北京五輪外交的ボイコットについて

 北京五輪について英米豪が外交ボイコット、政治首脳を参加させない方針だそうで、日本がどうすべきか議論されている。 
 中国にさまざまな人権問題がある。だからその国で行われる五輪は、政治的にはボイコットして非難の意思を表す。いいことだから日本もやればいい、と、単純に行かないのは、国際政治の場では、日本人とドイツは、未だに国連の敵国条項に縛られているからだ。
 敵国というのは、単に、第二次大戦の戦勝国、敗戦国というだけでなく、背景に日本とドイツは人道上いやしがたい罪を犯したという認識がある。そういう敵国条項に縛られている日本が「中国は人権問題が・・・」とか言っても、「どの口が言うとんねん」ということになる。

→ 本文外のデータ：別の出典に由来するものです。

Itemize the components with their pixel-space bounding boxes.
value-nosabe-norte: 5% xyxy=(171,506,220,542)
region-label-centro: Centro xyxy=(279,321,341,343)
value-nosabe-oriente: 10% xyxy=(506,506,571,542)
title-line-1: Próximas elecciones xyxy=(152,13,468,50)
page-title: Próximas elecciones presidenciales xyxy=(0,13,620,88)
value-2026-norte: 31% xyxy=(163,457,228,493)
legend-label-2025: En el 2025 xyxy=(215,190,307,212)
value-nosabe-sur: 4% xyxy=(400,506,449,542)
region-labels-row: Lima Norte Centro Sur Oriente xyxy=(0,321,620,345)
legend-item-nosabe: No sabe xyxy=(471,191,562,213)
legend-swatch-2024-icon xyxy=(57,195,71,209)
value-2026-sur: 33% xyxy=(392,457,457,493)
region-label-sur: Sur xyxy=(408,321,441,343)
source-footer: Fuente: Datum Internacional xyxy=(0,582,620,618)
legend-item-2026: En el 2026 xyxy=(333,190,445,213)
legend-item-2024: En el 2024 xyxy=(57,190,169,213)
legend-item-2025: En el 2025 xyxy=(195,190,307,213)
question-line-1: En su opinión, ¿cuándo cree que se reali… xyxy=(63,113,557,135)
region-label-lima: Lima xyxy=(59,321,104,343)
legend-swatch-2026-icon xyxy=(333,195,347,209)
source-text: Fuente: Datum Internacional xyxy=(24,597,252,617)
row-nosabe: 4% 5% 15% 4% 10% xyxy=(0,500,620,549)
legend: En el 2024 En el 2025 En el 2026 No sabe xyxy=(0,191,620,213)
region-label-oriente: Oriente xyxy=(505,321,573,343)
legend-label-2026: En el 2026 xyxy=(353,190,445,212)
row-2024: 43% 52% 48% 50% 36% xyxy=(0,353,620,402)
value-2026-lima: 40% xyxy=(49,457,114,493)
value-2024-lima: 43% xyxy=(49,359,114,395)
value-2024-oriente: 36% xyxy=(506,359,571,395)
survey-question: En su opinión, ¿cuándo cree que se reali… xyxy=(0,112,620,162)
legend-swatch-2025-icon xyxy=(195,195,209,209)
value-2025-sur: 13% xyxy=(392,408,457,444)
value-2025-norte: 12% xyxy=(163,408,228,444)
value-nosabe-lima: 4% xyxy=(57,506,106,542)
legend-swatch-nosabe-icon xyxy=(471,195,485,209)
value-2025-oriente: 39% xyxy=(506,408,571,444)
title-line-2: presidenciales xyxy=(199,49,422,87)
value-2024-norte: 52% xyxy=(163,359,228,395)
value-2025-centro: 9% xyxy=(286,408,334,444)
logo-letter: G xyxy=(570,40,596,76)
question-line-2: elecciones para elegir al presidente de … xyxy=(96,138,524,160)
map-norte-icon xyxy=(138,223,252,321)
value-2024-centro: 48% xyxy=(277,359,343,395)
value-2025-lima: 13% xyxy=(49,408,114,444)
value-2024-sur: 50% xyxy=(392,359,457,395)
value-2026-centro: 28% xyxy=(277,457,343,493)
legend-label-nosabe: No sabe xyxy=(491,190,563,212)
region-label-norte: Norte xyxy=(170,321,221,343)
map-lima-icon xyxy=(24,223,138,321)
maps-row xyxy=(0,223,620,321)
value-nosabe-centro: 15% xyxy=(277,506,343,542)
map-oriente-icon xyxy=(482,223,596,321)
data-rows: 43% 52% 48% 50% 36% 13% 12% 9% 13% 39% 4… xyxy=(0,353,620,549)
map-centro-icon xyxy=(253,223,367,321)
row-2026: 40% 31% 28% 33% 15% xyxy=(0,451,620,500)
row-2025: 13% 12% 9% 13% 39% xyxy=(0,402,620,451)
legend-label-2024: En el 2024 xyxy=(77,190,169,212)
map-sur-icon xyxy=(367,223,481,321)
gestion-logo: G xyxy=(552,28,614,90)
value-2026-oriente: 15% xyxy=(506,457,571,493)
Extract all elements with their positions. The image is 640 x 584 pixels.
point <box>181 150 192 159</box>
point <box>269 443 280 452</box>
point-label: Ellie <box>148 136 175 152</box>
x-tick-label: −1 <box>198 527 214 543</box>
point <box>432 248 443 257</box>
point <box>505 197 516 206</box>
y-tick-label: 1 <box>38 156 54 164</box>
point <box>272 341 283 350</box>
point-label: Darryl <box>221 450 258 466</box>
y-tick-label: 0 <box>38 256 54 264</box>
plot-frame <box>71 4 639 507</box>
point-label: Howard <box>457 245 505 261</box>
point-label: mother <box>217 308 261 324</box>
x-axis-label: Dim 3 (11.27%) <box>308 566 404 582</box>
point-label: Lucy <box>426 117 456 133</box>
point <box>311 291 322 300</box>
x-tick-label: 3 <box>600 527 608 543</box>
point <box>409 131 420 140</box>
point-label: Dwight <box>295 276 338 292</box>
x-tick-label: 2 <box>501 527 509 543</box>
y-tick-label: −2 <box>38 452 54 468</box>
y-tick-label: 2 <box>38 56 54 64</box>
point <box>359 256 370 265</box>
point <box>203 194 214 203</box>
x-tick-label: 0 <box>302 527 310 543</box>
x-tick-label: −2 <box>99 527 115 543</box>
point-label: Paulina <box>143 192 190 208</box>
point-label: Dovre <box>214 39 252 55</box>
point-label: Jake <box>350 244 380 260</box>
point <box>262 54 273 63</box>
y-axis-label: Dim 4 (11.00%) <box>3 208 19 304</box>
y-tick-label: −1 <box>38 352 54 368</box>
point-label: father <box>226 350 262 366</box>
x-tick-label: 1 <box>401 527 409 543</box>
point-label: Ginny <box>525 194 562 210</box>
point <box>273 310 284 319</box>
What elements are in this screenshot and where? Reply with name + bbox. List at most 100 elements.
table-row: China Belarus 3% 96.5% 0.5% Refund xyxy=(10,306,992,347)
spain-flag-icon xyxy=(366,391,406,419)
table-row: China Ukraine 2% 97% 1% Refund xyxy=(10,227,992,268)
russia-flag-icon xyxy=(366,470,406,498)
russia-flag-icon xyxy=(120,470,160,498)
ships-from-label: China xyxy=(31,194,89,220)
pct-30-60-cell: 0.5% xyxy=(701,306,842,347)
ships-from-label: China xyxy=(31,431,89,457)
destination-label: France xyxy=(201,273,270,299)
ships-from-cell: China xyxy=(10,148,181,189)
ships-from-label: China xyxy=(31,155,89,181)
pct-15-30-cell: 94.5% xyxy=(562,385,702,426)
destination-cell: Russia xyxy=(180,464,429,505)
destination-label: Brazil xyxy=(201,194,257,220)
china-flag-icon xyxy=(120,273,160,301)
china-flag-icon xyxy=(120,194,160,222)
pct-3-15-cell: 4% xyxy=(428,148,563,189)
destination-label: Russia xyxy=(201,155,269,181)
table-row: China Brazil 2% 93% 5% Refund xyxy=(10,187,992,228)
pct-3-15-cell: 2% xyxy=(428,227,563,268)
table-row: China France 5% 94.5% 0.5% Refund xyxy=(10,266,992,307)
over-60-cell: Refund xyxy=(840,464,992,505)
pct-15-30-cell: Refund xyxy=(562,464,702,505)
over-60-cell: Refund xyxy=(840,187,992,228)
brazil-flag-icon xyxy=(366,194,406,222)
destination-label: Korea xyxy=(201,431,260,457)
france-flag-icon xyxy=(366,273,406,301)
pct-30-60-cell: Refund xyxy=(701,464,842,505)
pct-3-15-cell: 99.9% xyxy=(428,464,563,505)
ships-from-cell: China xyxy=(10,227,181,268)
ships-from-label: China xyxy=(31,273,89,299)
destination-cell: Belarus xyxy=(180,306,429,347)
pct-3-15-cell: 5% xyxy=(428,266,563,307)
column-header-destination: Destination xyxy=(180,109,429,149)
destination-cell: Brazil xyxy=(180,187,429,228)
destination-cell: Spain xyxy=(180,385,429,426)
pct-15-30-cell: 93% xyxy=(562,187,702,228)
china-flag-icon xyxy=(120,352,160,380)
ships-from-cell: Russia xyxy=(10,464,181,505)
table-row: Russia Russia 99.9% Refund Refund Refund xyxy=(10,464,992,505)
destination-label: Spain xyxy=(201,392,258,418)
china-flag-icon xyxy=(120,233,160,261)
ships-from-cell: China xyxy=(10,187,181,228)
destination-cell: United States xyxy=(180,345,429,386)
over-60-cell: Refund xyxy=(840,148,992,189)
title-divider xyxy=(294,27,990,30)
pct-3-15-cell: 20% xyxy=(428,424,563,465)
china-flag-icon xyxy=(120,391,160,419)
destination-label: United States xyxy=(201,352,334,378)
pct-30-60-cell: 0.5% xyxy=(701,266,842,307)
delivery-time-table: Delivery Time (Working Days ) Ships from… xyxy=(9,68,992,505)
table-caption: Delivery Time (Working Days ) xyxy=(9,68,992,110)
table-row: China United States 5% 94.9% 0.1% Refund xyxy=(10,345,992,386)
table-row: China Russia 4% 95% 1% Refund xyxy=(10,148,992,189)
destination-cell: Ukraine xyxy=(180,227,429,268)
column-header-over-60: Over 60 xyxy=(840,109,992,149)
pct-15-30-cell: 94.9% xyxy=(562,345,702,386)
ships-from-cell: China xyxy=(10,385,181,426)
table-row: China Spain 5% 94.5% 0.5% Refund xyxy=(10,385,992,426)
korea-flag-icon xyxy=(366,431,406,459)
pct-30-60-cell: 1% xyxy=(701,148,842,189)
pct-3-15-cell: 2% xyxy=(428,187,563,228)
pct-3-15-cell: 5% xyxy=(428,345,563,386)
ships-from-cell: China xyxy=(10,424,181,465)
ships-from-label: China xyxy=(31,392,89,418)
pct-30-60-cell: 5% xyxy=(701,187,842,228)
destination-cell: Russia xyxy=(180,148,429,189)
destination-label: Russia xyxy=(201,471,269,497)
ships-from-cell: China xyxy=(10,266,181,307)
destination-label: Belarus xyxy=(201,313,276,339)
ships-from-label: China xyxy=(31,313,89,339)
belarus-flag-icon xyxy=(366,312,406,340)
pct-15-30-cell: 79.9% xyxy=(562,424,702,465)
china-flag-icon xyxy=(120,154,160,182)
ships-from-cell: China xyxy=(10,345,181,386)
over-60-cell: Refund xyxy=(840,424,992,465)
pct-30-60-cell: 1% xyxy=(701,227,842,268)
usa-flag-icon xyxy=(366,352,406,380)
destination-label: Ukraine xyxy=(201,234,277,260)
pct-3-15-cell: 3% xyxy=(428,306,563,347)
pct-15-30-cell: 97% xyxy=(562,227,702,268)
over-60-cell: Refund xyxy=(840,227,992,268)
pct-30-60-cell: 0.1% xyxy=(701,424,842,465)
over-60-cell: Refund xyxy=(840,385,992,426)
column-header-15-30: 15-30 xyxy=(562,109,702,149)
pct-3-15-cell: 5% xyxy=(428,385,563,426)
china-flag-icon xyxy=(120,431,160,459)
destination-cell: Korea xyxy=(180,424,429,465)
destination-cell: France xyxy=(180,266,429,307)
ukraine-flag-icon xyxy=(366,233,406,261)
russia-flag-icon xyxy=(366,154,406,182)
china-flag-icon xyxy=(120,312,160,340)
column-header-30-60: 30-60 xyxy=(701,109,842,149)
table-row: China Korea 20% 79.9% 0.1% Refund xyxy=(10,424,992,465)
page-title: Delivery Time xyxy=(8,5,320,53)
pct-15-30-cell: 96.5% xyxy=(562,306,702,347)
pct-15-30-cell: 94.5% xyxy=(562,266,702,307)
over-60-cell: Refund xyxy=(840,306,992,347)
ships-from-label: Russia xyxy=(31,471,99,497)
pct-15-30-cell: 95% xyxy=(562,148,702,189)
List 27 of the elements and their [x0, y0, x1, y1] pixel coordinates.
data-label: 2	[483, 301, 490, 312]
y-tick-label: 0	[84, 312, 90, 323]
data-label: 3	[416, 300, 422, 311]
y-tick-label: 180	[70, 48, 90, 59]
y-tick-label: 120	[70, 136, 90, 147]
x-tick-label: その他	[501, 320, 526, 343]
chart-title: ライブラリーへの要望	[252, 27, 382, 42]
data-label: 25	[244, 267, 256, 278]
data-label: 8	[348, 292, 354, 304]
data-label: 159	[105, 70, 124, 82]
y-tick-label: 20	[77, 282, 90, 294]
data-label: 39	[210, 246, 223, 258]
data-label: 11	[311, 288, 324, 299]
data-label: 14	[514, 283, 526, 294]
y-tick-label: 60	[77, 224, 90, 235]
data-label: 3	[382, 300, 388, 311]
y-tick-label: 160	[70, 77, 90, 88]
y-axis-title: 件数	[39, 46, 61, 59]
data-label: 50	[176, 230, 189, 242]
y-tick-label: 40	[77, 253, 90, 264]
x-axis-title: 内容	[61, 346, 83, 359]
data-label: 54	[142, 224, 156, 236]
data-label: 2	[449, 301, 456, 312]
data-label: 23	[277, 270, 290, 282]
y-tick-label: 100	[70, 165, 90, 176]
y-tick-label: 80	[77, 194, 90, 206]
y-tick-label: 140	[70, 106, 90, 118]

 中国は第二次大戦の戦勝国である。米中が国際社会で対立している場合、敵国条項があるので対応が難しい。「当然、日本もボイコットすべきだ」という態度をとっているのは高市早苗などの極右だが、極右がそれをできるのは、そもそも彼らは戦後の国際社会の価値観そのものを否定しているからだ。敵国条項なんて関係ねえ、第二次大戦は侵略じゃねえ、日本は人道上の罪なんて犯してねえ、という連中が、中国の人権問題を非難するのは(笑)、極右が人権問題を云々すること自体がお笑い草なので、国際社会ではそれは一つの意味しか持たない。「極右ですね」というだけ。
 日本が中国を非難できるとしたら、「あなたたち戦勝国は、わたしたちが人道上の罪を犯したからこそ、私たちを敵国と扱っているんでしょう。その同じ人道上の過ちを、あなたたちが犯してもいいのですか」という論法しかない。これは、英米豪のような戦勝国とは、国際社会では別の態度をとらざるえない。
 逆に言えば、敗戦国の立場は、戦勝国と違って、たとえばドイツは米露の媒介役になれる。日本は米中の媒介役になれる。というより、そのスタンス以外に選択肢がない。
 なので、事実上、米国の追随に過ぎなくとも、米中の間に立って仲介の努力をしたというフリだけでもする、っていうのが、正しい外交姿勢というものだろう。